W zeszłym tygodniu zwolennicy Donalda Trumpa dokonali szturmu (zginęły cztery osoby) na Kapitol (amerykański parlament). Prezydent Stanów Zjednoczonych nadal nie może pogodzić się z porażką w wyborach prezydenckich i niejako podżegał ludzi do buntu, mówiąc, że "wybory zostały skradzione". Polityk zastał skrytykowany nie tylko przez przywódców europejskich, ale także wielu kongresmenów swojej partii. Platformy internetowe zablokowały mu wszystkie social media, a jakby tego było mało, ludzie z całego świata domagają się usunięcia jego wizerunku z filmu o przygodach małego Kevina McCallistera. Dołączył do nich sam Macaulay Culkin.

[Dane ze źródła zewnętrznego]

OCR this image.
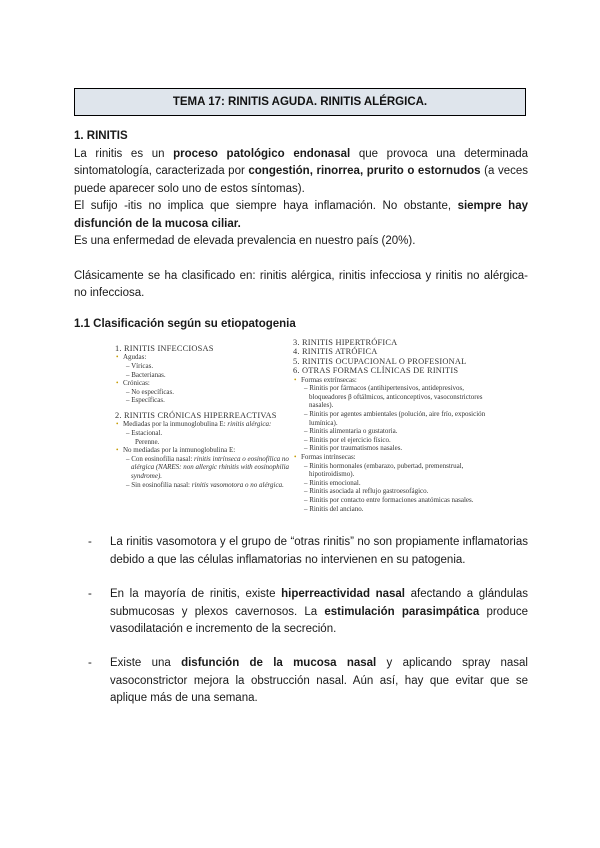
TEMA 17: RINITIS AGUDA. RINITIS ALÉRGICA.
1. RINITIS
La rinitis es un proceso patológico endonasal que provoca una determinada sintomatología, caracterizada por congestión, rinorrea, prurito o estornudos (a veces puede aparecer solo uno de estos síntomas).
El sufijo -itis no implica que siempre haya inflamación. No obstante, siempre hay disfunción de la mucosa ciliar.
Es una enfermedad de elevada prevalencia en nuestro país (20%).
Clásicamente se ha clasificado en: rinitis alérgica, rinitis infecciosa y rinitis no alérgica- no infecciosa.
1.1 Clasificación según su etiopatogenia
1. RINITIS INFECCIOSAS
• Agudas:
– Víricas.
– Bacterianas.
• Crónicas:
– No específicas.
– Específicas.
2. RINITIS CRÓNICAS HIPERREACTIVAS
• Mediadas por la inmunoglobulina E: rinitis alérgica:
– Estacional.
Perenne.
• No mediadas por la inmunoglobulina E:
– Con eosinofilia nasal: rinitis intrínseca o eosinofílica no alérgica (NARES: non allergic rhinitis with eosinophilia syndrome).
– Sin eosinofilia nasal: rinitis vasomotora o no alérgica.
3. RINITIS HIPERTRÓFICA
4. RINITIS ATRÓFICA
5. RINITIS OCUPACIONAL O PROFESIONAL
6. OTRAS FORMAS CLÍNICAS DE RINITIS
• Formas extrínsecas:
– Rinitis por fármacos (antihipertensivos, antidepresivos, bloqueadores β oftálmicos, anticonceptivos, vasoconstrictores nasales).
– Rinitis por agentes ambientales (polución, aire frío, exposición lumínica).
– Rinitis alimentaria o gustatoria.
– Rinitis por el ejercicio físico.
– Rinitis por traumatismos nasales.
• Formas intrínsecas:
– Rinitis hormonales (embarazo, pubertad, premenstrual, hipotiroidismo).
– Rinitis emocional.
– Rinitis asociada al reflujo gastroesofágico.
– Rinitis por contacto entre formaciones anatómicas nasales.
– Rinitis del anciano.
- La rinitis vasomotora y el grupo de “otras rinitis” no son propiamente inflamatorias debido a que las células inflamatorias no intervienen en su patogenia.
- En la mayoría de rinitis, existe hiperreactividad nasal afectando a glándulas submucosas y plexos cavernosos. La estimulación parasimpática produce vasodilatación e incremento de la secreción.
- Existe una disfunción de la mucosa nasal y aplicando spray nasal vasoconstrictor mejora la obstrucción nasal. Aún así, hay que evitar que se aplique más de una semana.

Za sześć dni Donald Trump pożegna się z amerykańską prezydenturą. 20 stycznia dojdzie do zaprzysiężenia jego następcy, którego z chęcią w roli głowy państwa powitają znane osoby (zobaczcie, kto wystąpi na inauguracji Joe Bidena). Wiele osób domaga się, żeby miliarder odsunął się w cień i by słuch o nim zaginął. Właśnie temu miałoby służyć usunięcie jego wizerunku z filmu "Kevin sam w Nowym Jorku". Pod jednym z tweetów, w którym znajdują się takie prośby, zauważony został komentarz Macaulay'a Culkina, który zgadza się z internautami.
Brawo! - skomentował wymownie zapomniany aktor.
Myślicie, że twórcy produkcji wezmą sobie prośby fanów do serca i zmodyfikują scenę z nowojorskiego hotelu Plaza?